Student housing valuations were hit hard because buildings are at 20 to 50 per cent occupancy due to school closures and COVID-19 precautions. The seniors sector is also affected.

“Our seniors portfolio definitely took a contraction in value this year because we experienced a significant increase in vacancies,” said McKenna. “We’re in the low to mid-80s right now and we know it’s going to take well over a year for that to burn off.”

McKenna said all of Fengate’s 2020 acquisitions were off-market and differed in structure, with deals often being less about pricing and more about terms.

Killam Apartment REIT

Killam had its second-biggest year for acquisitions in 2020, though Noseworthy said much of its activity occurred before March. The majority of its deals were off-market.

She hasn’t seen big changes in apartment underwriting in the past year and rents have generally held up well across Canada.

Killam primarily uses CMHC-insured financing and has good covenants and solid long-term relationships with other supportive lenders. Its projects go to 60 to 65 per cent debt and don’t maximize loan availability, according to Noseworthy.

“There are a lot of buyers out there and there are transactions happening,” said Noseworthy.

Killam has expanded its multifamily repositioning program and has been able to increase rents 25 per cent by investing an average of about $25,000 per unit. Noseworthy said it’s also seeing “really healthy” mark-to-market spreads on the turnover of multifamily units in almost every city.
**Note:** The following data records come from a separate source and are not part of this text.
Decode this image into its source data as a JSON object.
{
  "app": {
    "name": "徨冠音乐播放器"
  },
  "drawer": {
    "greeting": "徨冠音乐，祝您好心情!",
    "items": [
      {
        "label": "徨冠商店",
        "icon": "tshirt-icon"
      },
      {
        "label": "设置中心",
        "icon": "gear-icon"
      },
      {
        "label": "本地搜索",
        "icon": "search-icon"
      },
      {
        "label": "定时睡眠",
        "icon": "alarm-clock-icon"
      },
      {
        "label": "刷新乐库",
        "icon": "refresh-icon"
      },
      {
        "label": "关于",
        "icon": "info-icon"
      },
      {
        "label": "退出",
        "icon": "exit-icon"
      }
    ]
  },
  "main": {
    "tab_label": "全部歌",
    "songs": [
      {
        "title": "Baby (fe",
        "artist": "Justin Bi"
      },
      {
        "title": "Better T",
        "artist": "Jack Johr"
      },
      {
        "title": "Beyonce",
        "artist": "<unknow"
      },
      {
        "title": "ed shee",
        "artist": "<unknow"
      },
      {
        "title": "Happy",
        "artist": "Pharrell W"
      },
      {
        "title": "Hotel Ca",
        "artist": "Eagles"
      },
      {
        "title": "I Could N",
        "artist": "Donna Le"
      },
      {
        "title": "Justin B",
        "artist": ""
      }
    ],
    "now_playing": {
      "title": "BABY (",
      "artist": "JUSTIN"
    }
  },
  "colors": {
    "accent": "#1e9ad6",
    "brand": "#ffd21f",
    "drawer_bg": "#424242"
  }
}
Killam has six projects underway and 10 years worth of development in its pipeline.

“We’re targeting yield of about five per cent, but we want to see a 100- to 150-basis point spread in terms of the value we’re creating,” said Noseworthy.

Killam is based in Halifax, which is also its biggest market and enjoying a large appetite for housing. Noseworthy said the remote working trend is prompting more people to move to the Nova Scotia capital, whose apartment sector also benefits from having universities close to the downtown.

Killam just has one multifamily building in downtown Toronto, and Noseworthy said it’s doing well. The company is also bullish on, and increasing its presence in, the Southwestern Ontario cities of Cambridge, Kitchener and Waterloo.

“Suburban Alberta, for our assets, is performing quite well,” said Noseworthy. “The downtown core is where the challenge is.

“There are a lot of moving parts and every market and sub-market is moving differently.”